Best method for creating many columns in dataframe for dummy variables

Hi,

I’m working on a problem that requires creating a lot of dummy variables (30+) based on dates and I’m wondering if my approach is optimal.

Currently I am creating each variable as a set with the dates that correspond to the variable:

variable_1 = Set([

Date("2022-05-01"),

Date("2023-05-03"),

Date("2024-05-02")])

Then find the Boolean whether the date in a specific row is in the set:

df[:,:variable_1]= in.(df[!,:DATE],Ref(variable_1))

However, this approach seems fine for a few variables, but doesn’t really seem scalable. Also, it doesn’t seem like a great approach for code organization, but that’s a separate issue.

I thought about creating a set of sets or vector of sets and looping over to create new columns with the Boolean values, but this doesn’t seem to work as intended:

Variables = [variable_1,variable_2]

For x in Variables

Df[:,x] = in.(df[!,:DATE],Ref(Variables)

End

Also, the above approach (if it worked) I don’t think would give any type of appropriate name to the column. I.e. I can’t seem to extract the names in my vector, only the values (e.g. typing Variables[1] only gives me the values in variable_1, but does not return the name “variable_1”).

Any help appreciated.

edit
I figured out the looping bit, this works:

i = 0
for x in Variables
    col_location = ncol(df)+1
    insertcols!(df,col_location,:auto => in.(df[!,:DATE],Ref(Variables[i+1])),makeunique=true)
    i = i+1
end

And would save a lot of time.

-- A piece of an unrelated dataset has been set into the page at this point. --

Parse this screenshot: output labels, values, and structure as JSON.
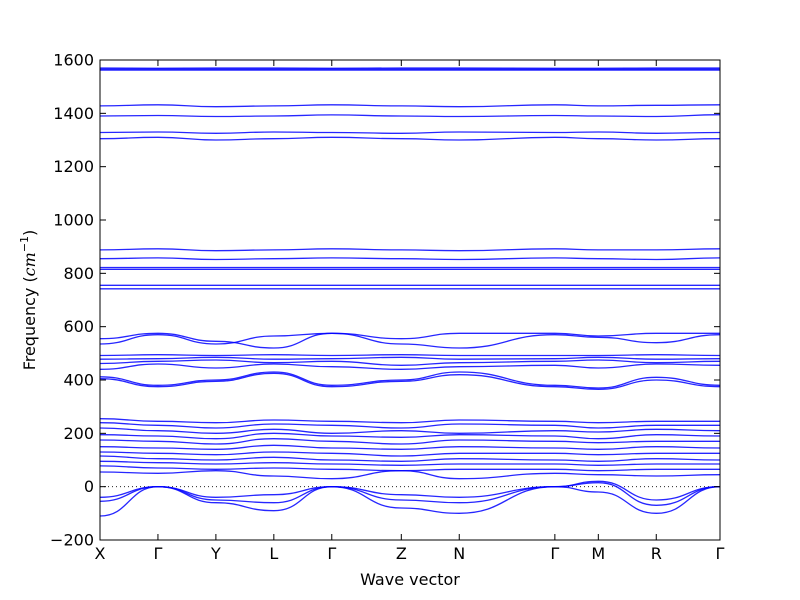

However, still wondering , what is the best way to get appropriate column names here?

Thanks

In contrast to R you cannot get the name of variables that got handed to a function (well at least if you don’t want to write a macro).
Instead, it’s better to provide names explicitly and use some data structure for that, e.g., a dictionary:

newcols = Dict(:variable_1 => Set([...]), :variable_2 => Set([...]))
for (col, vals) in pairs(newcols)
    df[:, col] = in.(df[!, :DATE], Ref(vals))
end